We were at dinner, and he was commenting that a place he's looking at is too far away (17 miles!!). I said something like, if it's that or sleeping in your car, which would you take?
L: "You'd let me sleep in my car?"
Me: "Versus?"
L: "Well, staying in your spare room."
Me: "... Yeah, that's not happening."
After a bit more back and forth, he stopped talking. And then stopped eating dinner (he was only about half-way through). Fine, whatever. I paid for the meal, and as we were leaving, he still wasn't talking (which is really unusual for him). I asked if he still wanted to go to the movie ("The Imitation Game"); he said "yes". That was, literally, the last word he spoke to me for the next half-hour, then the length of the movie, then about 20 minutes after while waiting for the car.
By this point, I was annoyed. So, as we got in the car, I just said, "I guess I'm taking you home, then."
L: "No, I need to be out with people right now."
Me: "Well, I don't see any reason for us to hang out if you're just going to give me the silent treatment for the rest of the night."
L: "Is that what you think is happening?"
Me: "What else would it be? Prior to this conversation, you've said one work since dinner."
We went at it a bit. He said he was hurt, he thought I was his friend. "I know you've said repeatedly that
Me: "What, that I actually meant it?"
L: "Well, I mean... It's just..."
I laid into him a bit about bad decisions, about the people (including me) who have been shielding him from the results of his choices for like 10 years, of a few of the times where he's pulled shit, gotten caught/caught out, and ended up needing to be bailed out, etc. He started by denying it all, then slowly had to admit I was right.

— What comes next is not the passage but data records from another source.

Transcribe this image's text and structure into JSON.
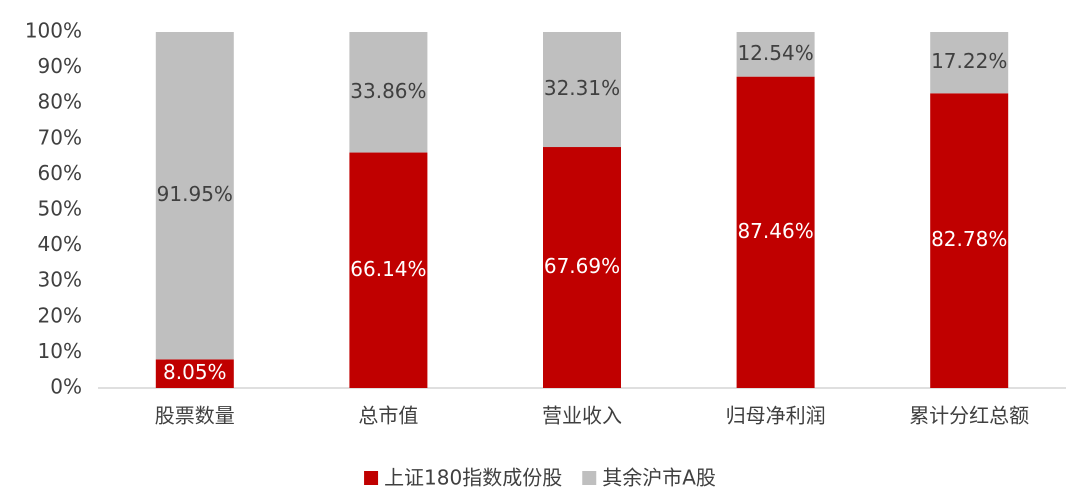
{
  "chart_data": {
    "type": "stacked_bar",
    "categories": [
      "股票数量",
      "总市值",
      "营业收入",
      "归母净利润",
      "累计分红总额"
    ],
    "series": [
      {
        "name": "上证180指数成份股",
        "color": "#c00000",
        "values": [
          8.05,
          66.14,
          67.69,
          87.46,
          82.78
        ],
        "value_labels": [
          "8.05%",
          "66.14%",
          "67.69%",
          "87.46%",
          "82.78%"
        ]
      },
      {
        "name": "其余沪市A股",
        "color": "#bfbfbf",
        "values": [
          91.95,
          33.86,
          32.31,
          12.54,
          17.22
        ],
        "value_labels": [
          "91.95%",
          "33.86%",
          "32.31%",
          "12.54%",
          "17.22%"
        ]
      }
    ],
    "ylim": [
      0,
      100
    ],
    "yticks": [
      {
        "value": 0,
        "label": "0%"
      },
      {
        "value": 10,
        "label": "10%"
      },
      {
        "value": 20,
        "label": "20%"
      },
      {
        "value": 30,
        "label": "30%"
      },
      {
        "value": 40,
        "label": "40%"
      },
      {
        "value": 50,
        "label": "50%"
      },
      {
        "value": 60,
        "label": "60%"
      },
      {
        "value": 70,
        "label": "70%"
      },
      {
        "value": 80,
        "label": "80%"
      },
      {
        "value": 90,
        "label": "90%"
      },
      {
        "value": 100,
        "label": "100%"
      }
    ],
    "legend": "bottom"
  }
}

Then he started in with the emotional manipulative shit. "It's hard to hate yourself." Well, yes, been there. "I'm not you, I can't just kill myself." Okay, yes, been there too, but that's a shitty, low blow. "How can you be friends with someone who is such a fuckup?" Not touching that one with a 10-foot pole, bud. "I've made bad decisions. I was afraid." Sure, but mostly afraid of the outcomes of bad decisions you'd made prior.

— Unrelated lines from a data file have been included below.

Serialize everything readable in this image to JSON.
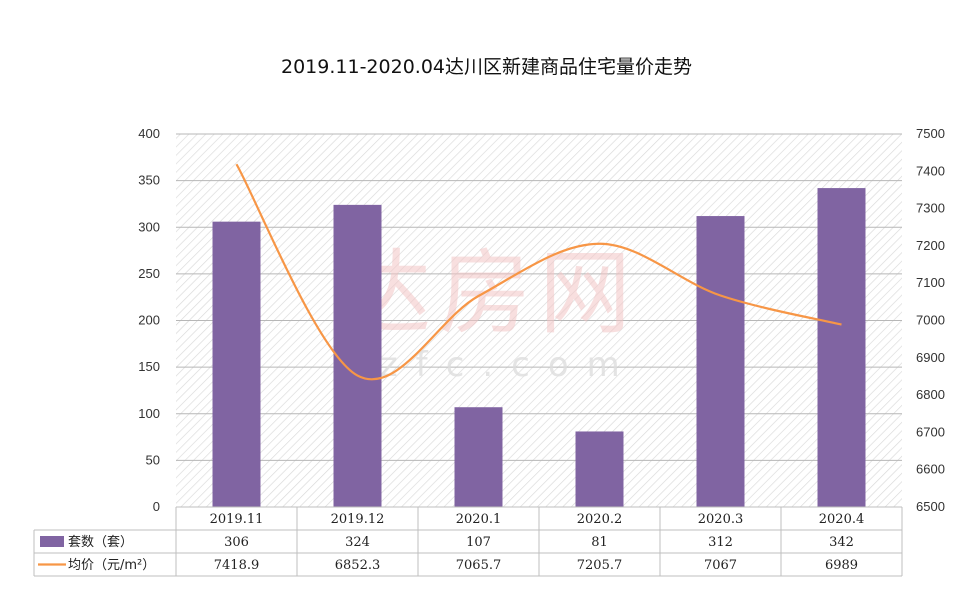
{
  "chart_data": {
    "type": "bar",
    "title": "2019.11-2020.04达川区新建商品住宅量价走势",
    "categories": [
      "2019.11",
      "2019.12",
      "2020.1",
      "2020.2",
      "2020.3",
      "2020.4"
    ],
    "series": [
      {
        "name": "套数（套）",
        "type": "bar",
        "axis": "left",
        "color": "#8064A2",
        "values": [
          306,
          324,
          107,
          81,
          312,
          342
        ],
        "display": [
          "306",
          "324",
          "107",
          "81",
          "312",
          "342"
        ]
      },
      {
        "name": "均价（元/m²）",
        "type": "line",
        "smooth": true,
        "axis": "right",
        "color": "#F79646",
        "values": [
          7418.9,
          6852.3,
          7065.7,
          7205.7,
          7067,
          6989
        ],
        "display": [
          "7418.9",
          "6852.3",
          "7065.7",
          "7205.7",
          "7067",
          "6989"
        ]
      }
    ],
    "y_left": {
      "min": 0,
      "max": 400,
      "step": 50,
      "ticks": [
        "0",
        "50",
        "100",
        "150",
        "200",
        "250",
        "300",
        "350",
        "400"
      ]
    },
    "y_right": {
      "min": 6500,
      "max": 7500,
      "step": 100,
      "ticks": [
        "6500",
        "6600",
        "6700",
        "6800",
        "6900",
        "7000",
        "7100",
        "7200",
        "7300",
        "7400",
        "7500"
      ]
    },
    "grid": true,
    "legend": "data-table"
  },
  "watermark": {
    "text": "达房网",
    "subtext": "dzfc.com"
  }
}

L: "I never wanted to use anyone."
Me: "And, yet, 30 minutes ago you were perfectly content to spend a night with someone you didn't want to be around just so they'd drive you places and pay for your drinks."
Anyway, he kind of accepted it eventually. At least, he wants to see a movie next week; we'll see how he feels tomorrow (it's entirely possible he'll work himself into enough self-righteous anger to blow me off lest I remind him again about how he's wrong). But at least the conversation is out there.
I still think he thinks he's going to manipulate/trick me into letting him stay here. One would hope that after all these years he'd know not to pull that kind of thing on someone with limited empathy.
The movie was pretty good, if a bit depressing in the end (but how else could it be?). And now, to bed.
2 comments:
Conversations like the above make me wonder what the upside is to remaining friends with L.
He's actually intelligent, amusing, and knows a lot about a lot of things. When he's not using people or being manipulative (which used to be rare but is unfortunately happening more and more), he's not bad.
The sad part is that his self-esteem is so tied to being the Authority and being in the upper class of society; he's got plenty of good qualities he should focus on instead, but he can't/won't. And now he's locked in a too-afraid-to-do-anything therefore more-bad-things-happen loop. That, combined with grasping at the last shreds of the aforementioned self-esteem and he's just destroying everything around him.